As an educator, I love to witness students pursue their passions and my focus is being an active listener, questioner, and supporter as practitioners undertake their work. Goddard’s teaching and residency model contain aspects of freedom I find productive. As an adviser, I engage a dynamic effort to operate from an anti-oppressive framework. I encourage respect and courtesy as complements to critical rigor, sovereignty and dedication in a context where multiple knowledges and learning styles are celebrated and welcomed. Students who work with me can expect courtesy, kindness, frankness, deep questioning, flexibility and continued support through their personal and project development.
⠀⠀⠀I primarily see the world as Anishinaabe kwe—a niece, daughter, auntie, granddaughter, in relation to all those who have come before me and those who have yet to walk upon the earth. I am interested in the work of people, but also interested in the other nations which compose life on earth—fish, trees, stone, water, for example–and how we affect one another. I seek to unpack the ways that unwanted, internalized being and knowing can be challenged through processes of inquiry and deep reflection.
⠀⠀⠀It’s also important to me that my representations of Indigeneity build upon my own understanding of authenticity. I come from intergenerational survivors of “Indian” residential school histories, genocidal subjugation, environmental destruction and spiritual oppression, and yet have emerged, like many of my Indigenous brothers and sisters, as one who loves life and has immense hope for the present and future.

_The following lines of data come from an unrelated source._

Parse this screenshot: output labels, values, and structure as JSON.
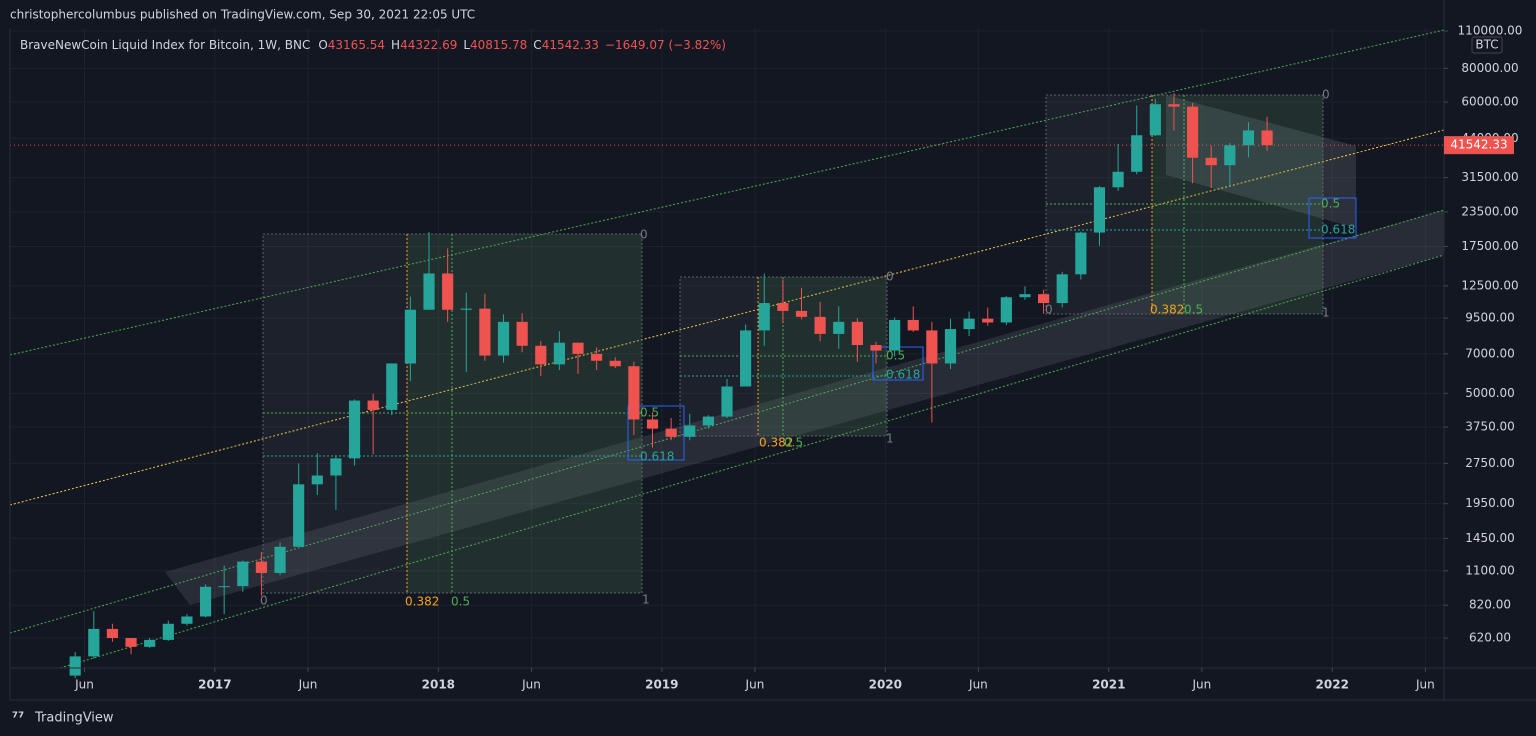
{
  "publisher": "christophercolumbus published on TradingView.com, Sep 30, 2021 22:05 UTC",
  "legend": {
    "symbol": "BraveNewCoin Liquid Index for Bitcoin, 1W, BNC",
    "fields": [
      {
        "key": "O",
        "value": "43165.54"
      },
      {
        "key": "H",
        "value": "44322.69"
      },
      {
        "key": "L",
        "value": "40815.78"
      },
      {
        "key": "C",
        "value": "41542.33"
      }
    ],
    "change": "−1649.07 (−3.82%)"
  },
  "currency": "BTC",
  "brand": "TradingView",
  "annotations": [
    "0",
    "1",
    "0.382",
    "0.5",
    "0",
    "1",
    "0.382",
    "0.5",
    "0",
    "1",
    "0.382",
    "0.5",
    "0",
    "0.5",
    "0.618",
    "0",
    "0.5",
    "0.618",
    "0.5",
    "0.618"
  ],
  "chart_data": {
    "type": "candlestick",
    "log_scale": true,
    "grid": true,
    "up_color": "#26a69a",
    "down_color": "#ef5350",
    "x": [
      "2016-05",
      "2016-06",
      "2016-07",
      "2016-08",
      "2016-09",
      "2016-10",
      "2016-11",
      "2016-12",
      "2017-01",
      "2017-02",
      "2017-03",
      "2017-04",
      "2017-05",
      "2017-06",
      "2017-07",
      "2017-08",
      "2017-09",
      "2017-10",
      "2017-11",
      "2017-12",
      "2018-01",
      "2018-02",
      "2018-03",
      "2018-04",
      "2018-05",
      "2018-06",
      "2018-07",
      "2018-08",
      "2018-09",
      "2018-10",
      "2018-11",
      "2018-12",
      "2019-01",
      "2019-02",
      "2019-03",
      "2019-04",
      "2019-05",
      "2019-06",
      "2019-07",
      "2019-08",
      "2019-09",
      "2019-10",
      "2019-11",
      "2019-12",
      "2020-01",
      "2020-02",
      "2020-03",
      "2020-04",
      "2020-05",
      "2020-06",
      "2020-07",
      "2020-08",
      "2020-09",
      "2020-10",
      "2020-11",
      "2020-12",
      "2021-01",
      "2021-02",
      "2021-03",
      "2021-04",
      "2021-05",
      "2021-06",
      "2021-07",
      "2021-08",
      "2021-09"
    ],
    "open": [
      450,
      530,
      670,
      620,
      575,
      610,
      700,
      745,
      960,
      965,
      1190,
      1080,
      1350,
      2300,
      2480,
      2870,
      4700,
      4340,
      6450,
      10200,
      13900,
      10200,
      10300,
      6900,
      9200,
      7500,
      6400,
      7700,
      7000,
      6600,
      6300,
      4000,
      3700,
      3450,
      3800,
      4100,
      5300,
      8550,
      10800,
      10100,
      9600,
      8300,
      9200,
      7550,
      7200,
      9350,
      8550,
      6450,
      8650,
      9450,
      9150,
      11350,
      11650,
      10800,
      13800,
      19700,
      29000,
      33100,
      45200,
      58900,
      57700,
      37300,
      35000,
      41500,
      47100
    ],
    "high": [
      550,
      780,
      700,
      620,
      620,
      720,
      760,
      980,
      1150,
      1200,
      1290,
      1400,
      2750,
      3000,
      2950,
      4750,
      4980,
      6450,
      11400,
      19800,
      17200,
      11800,
      11700,
      9800,
      9900,
      7800,
      8500,
      7700,
      7400,
      6800,
      6550,
      4250,
      4050,
      4200,
      4150,
      5650,
      9000,
      13900,
      13200,
      12300,
      10900,
      10500,
      9500,
      7750,
      9550,
      10500,
      9200,
      9450,
      10050,
      10400,
      11450,
      12450,
      12100,
      14100,
      19850,
      29300,
      42000,
      58300,
      61700,
      64800,
      59500,
      41300,
      42300,
      50500,
      52900
    ],
    "low": [
      440,
      520,
      600,
      540,
      570,
      605,
      690,
      740,
      760,
      920,
      890,
      1060,
      1350,
      2100,
      1850,
      2700,
      2970,
      4150,
      5550,
      10200,
      9200,
      6000,
      6600,
      6500,
      7100,
      5800,
      6100,
      5900,
      6100,
      6200,
      3500,
      3150,
      3350,
      3350,
      3700,
      4050,
      5300,
      7500,
      9100,
      9400,
      7800,
      7300,
      6550,
      6450,
      6850,
      8450,
      3900,
      6150,
      8150,
      8900,
      8950,
      11100,
      9850,
      10400,
      13200,
      17600,
      28100,
      32400,
      44900,
      47000,
      30000,
      28800,
      29300,
      37400,
      39600
    ],
    "close": [
      530,
      670,
      620,
      575,
      610,
      700,
      745,
      960,
      965,
      1190,
      1080,
      1350,
      2300,
      2480,
      2870,
      4700,
      4340,
      6450,
      10200,
      13900,
      10200,
      10300,
      6900,
      9200,
      7500,
      6400,
      7700,
      7000,
      6600,
      6300,
      4000,
      3700,
      3450,
      3800,
      4100,
      5300,
      8550,
      10800,
      10100,
      9600,
      8300,
      9200,
      7550,
      7200,
      9350,
      8550,
      6450,
      8650,
      9450,
      9150,
      11350,
      11650,
      10800,
      13800,
      19700,
      29000,
      33100,
      45200,
      58900,
      57700,
      37300,
      35000,
      41500,
      47100,
      41542.33
    ],
    "xlim": [
      "2016-02",
      "2022-07"
    ],
    "xticks": [
      {
        "value": "2016-06",
        "label": "Jun"
      },
      {
        "value": "2017-01",
        "label": "2017"
      },
      {
        "value": "2017-06",
        "label": "Jun"
      },
      {
        "value": "2018-01",
        "label": "2018"
      },
      {
        "value": "2018-06",
        "label": "Jun"
      },
      {
        "value": "2019-01",
        "label": "2019"
      },
      {
        "value": "2019-06",
        "label": "Jun"
      },
      {
        "value": "2020-01",
        "label": "2020"
      },
      {
        "value": "2020-06",
        "label": "Jun"
      },
      {
        "value": "2021-01",
        "label": "2021"
      },
      {
        "value": "2021-06",
        "label": "Jun"
      },
      {
        "value": "2022-01",
        "label": "2022"
      },
      {
        "value": "2022-06",
        "label": "Jun"
      }
    ],
    "ylim": [
      480,
      112850
    ],
    "yticks": [
      {
        "value": 110000,
        "label": "110000.00"
      },
      {
        "value": 80000,
        "label": "80000.00"
      },
      {
        "value": 60000,
        "label": "60000.00"
      },
      {
        "value": 44000,
        "label": "44000.00"
      },
      {
        "value": 31500,
        "label": "31500.00"
      },
      {
        "value": 23500,
        "label": "23500.00"
      },
      {
        "value": 17500,
        "label": "17500.00"
      },
      {
        "value": 12500,
        "label": "12500.00"
      },
      {
        "value": 9500,
        "label": "9500.00"
      },
      {
        "value": 7000,
        "label": "7000.00"
      },
      {
        "value": 5000,
        "label": "5000.00"
      },
      {
        "value": 3750,
        "label": "3750.00"
      },
      {
        "value": 2750,
        "label": "2750.00"
      },
      {
        "value": 1950,
        "label": "1950.00"
      },
      {
        "value": 1450,
        "label": "1450.00"
      },
      {
        "value": 1100,
        "label": "1100.00"
      },
      {
        "value": 820,
        "label": "820.00"
      },
      {
        "value": 620,
        "label": "620.00"
      }
    ]
  }
}
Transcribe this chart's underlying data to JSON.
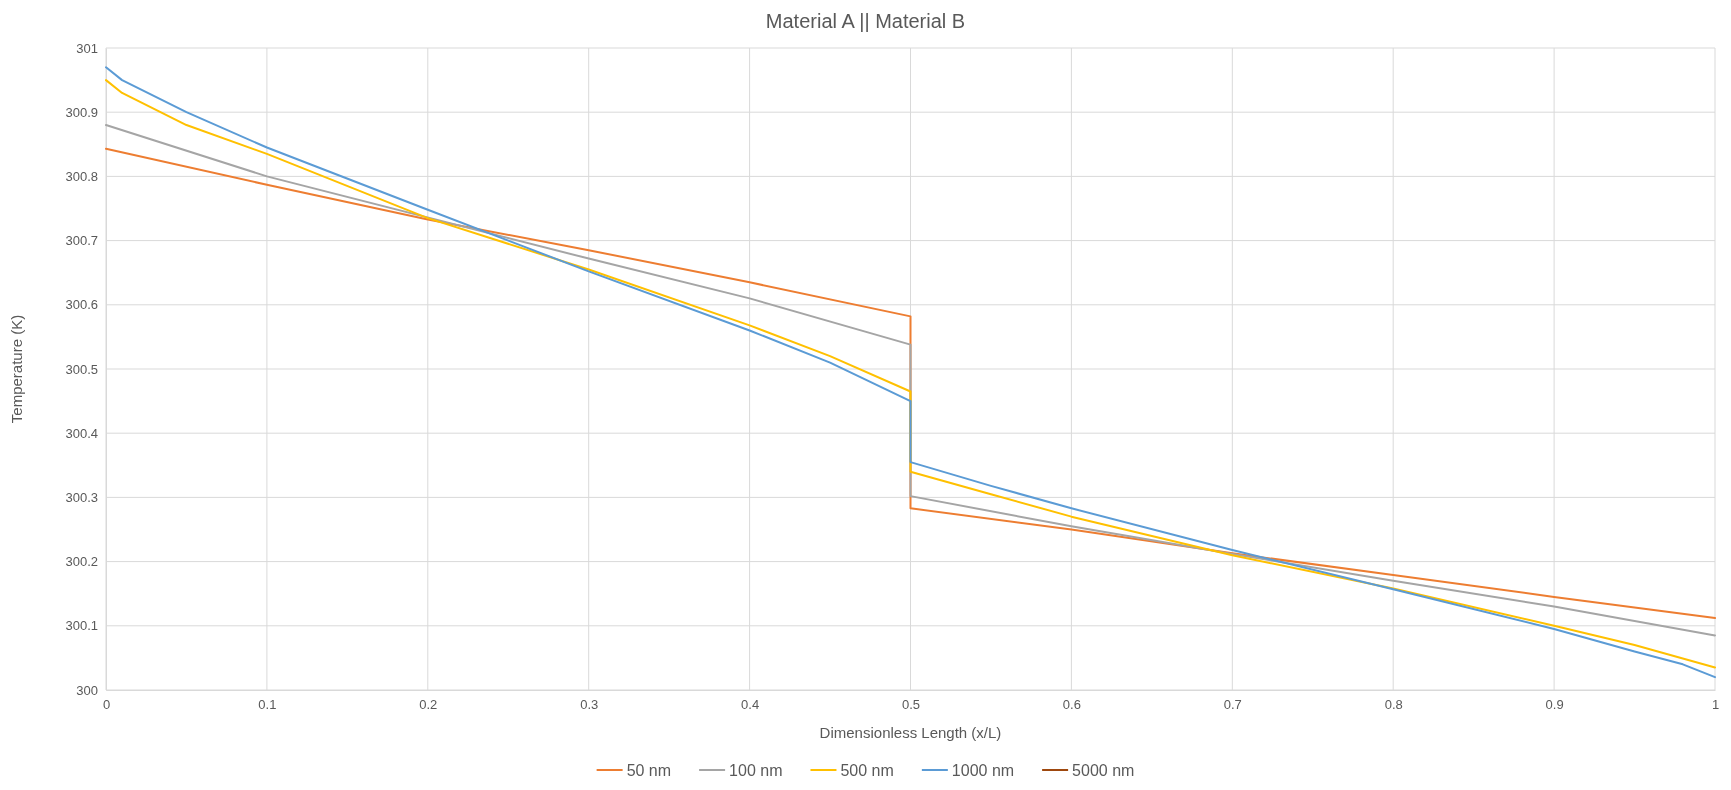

⠀⠀⠀I was raised to know my families and our stories and experiences as Peoples through reservation life. We will always be here, and we love and care for our families, human and nonhuman. Contemporary educational systems are not an end-all, be-all for me, but contain useful tools with which to share my ideas, commitment, and love of learning, though I critically examine the history and implementation of educational practices I support—to ensure I am engaging on my own terms.
⠀⠀⠀I live and work from Anishinaabe territory, a citizen of Kitigan Zibi Anishinaabeg. I sew, write, dance, gather, swim, create, love and breathe in the trails formed by my Indigenous ancestors.